When Susan had signed her name to the research assistant contract, she’d expected to be filing papers and typing up research, not standing at a log gate in muddy shoes waiting for a stranger to come and pick her up. Her arms were exhausted already from holding her pretty wheeled suitcase out of the muck, and her shoes… well, the less said the better. They’d never be the same, that was certain.

She’d known the moment she saw the road into the park that her rental car wouldn’t make it, or at least, wouldn’t make it back out, so she’d returned it and enlisted the help of a surly man in a barely-running truck to drive her as far as the road would go. Ninety minutes and fifty dollars later, he had dropped her off, shivering, at a log gate marked NO TRESPASSING. She’d tried to ask him how she would get back, but he was already steadfastly ignoring her as he negotiated a three-point turn to get the hell out of there. Now, standing alone in the cold air of early fall, Susan didn’t really blame him.

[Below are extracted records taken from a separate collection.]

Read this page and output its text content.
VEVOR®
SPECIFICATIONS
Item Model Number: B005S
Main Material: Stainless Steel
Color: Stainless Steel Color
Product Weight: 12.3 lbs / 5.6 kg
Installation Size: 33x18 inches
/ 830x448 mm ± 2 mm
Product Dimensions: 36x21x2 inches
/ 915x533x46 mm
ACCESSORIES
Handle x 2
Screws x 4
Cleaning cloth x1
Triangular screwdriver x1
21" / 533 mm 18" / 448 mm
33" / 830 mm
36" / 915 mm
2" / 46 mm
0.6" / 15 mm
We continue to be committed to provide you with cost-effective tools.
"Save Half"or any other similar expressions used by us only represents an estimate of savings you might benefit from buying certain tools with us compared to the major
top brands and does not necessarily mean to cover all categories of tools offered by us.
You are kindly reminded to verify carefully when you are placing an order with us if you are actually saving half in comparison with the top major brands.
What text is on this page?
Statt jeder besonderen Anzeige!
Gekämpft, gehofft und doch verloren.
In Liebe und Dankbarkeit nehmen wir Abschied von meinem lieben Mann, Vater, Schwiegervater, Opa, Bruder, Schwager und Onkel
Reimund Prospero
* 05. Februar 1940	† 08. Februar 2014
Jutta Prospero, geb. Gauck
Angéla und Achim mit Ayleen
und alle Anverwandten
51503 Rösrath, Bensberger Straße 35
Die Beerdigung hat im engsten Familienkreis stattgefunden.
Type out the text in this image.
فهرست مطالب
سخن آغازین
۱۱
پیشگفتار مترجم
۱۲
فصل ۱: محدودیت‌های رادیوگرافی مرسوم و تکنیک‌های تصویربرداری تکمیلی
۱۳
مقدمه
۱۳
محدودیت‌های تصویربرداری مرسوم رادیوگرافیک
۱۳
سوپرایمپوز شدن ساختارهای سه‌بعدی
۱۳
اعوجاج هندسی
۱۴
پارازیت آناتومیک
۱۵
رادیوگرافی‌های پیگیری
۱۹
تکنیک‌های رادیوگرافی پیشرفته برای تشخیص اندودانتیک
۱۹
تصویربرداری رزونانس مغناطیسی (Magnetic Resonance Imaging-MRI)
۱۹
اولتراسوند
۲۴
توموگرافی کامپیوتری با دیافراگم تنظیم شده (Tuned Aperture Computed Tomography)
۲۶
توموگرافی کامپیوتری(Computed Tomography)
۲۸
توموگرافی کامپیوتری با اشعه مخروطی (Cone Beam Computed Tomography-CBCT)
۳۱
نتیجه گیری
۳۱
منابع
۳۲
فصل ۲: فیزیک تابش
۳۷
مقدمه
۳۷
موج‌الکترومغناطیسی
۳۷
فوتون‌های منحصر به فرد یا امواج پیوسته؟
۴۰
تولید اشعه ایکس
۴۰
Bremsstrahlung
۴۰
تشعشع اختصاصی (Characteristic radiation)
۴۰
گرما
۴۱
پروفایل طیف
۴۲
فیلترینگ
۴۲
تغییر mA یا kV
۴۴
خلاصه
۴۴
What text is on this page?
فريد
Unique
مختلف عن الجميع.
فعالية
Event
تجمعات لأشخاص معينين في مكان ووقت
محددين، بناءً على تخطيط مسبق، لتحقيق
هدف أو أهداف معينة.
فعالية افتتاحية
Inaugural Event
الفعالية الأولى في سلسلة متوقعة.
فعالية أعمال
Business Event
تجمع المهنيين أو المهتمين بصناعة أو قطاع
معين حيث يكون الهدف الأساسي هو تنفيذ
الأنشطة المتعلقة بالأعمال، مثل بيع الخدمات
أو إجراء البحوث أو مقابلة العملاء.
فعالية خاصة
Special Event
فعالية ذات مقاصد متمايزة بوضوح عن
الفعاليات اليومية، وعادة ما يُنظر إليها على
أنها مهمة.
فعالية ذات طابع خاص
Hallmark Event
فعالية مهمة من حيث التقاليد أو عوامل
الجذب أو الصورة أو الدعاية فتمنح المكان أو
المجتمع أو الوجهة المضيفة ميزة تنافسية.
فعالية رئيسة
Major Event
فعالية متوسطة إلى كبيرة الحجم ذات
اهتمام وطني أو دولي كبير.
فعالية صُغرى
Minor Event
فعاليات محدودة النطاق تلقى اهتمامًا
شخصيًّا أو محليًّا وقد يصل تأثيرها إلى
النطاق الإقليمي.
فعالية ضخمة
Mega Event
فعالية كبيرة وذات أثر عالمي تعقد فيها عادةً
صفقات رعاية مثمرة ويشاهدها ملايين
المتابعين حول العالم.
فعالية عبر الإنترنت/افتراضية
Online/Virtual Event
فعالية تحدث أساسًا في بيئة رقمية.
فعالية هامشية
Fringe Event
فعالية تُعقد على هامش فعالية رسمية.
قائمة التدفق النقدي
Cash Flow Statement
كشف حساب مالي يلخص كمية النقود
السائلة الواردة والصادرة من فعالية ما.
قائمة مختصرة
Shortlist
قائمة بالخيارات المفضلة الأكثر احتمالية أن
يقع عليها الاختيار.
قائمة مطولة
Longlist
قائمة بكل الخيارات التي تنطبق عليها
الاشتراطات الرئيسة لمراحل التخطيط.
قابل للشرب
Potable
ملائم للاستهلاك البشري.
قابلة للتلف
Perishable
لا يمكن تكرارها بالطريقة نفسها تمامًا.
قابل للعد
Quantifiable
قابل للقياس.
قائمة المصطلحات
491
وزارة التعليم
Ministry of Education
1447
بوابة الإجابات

The suitcase weighed a ton, so she carried it over to the logs and set it atop them on the only mud-free surface she could find. The gate was sturdy. Actually, impregnable was probably a better word, and really, it wasn’t a gate at all. Each log was at least twelve feet long, and damn near a foot thick. They were laid horizontally on top of one another, held at each end between two logs driven like piles into the ground. Examination revealed no mechanism by which it could be opened, but fresh tire tracks ran under the bottom log. They probably have some weird crane equipment that moves the logs, she thought. Something on a truck. Beyond the gate, the heavily tracked road traveled less than a hundred feet before turning and disappearing into thick forest.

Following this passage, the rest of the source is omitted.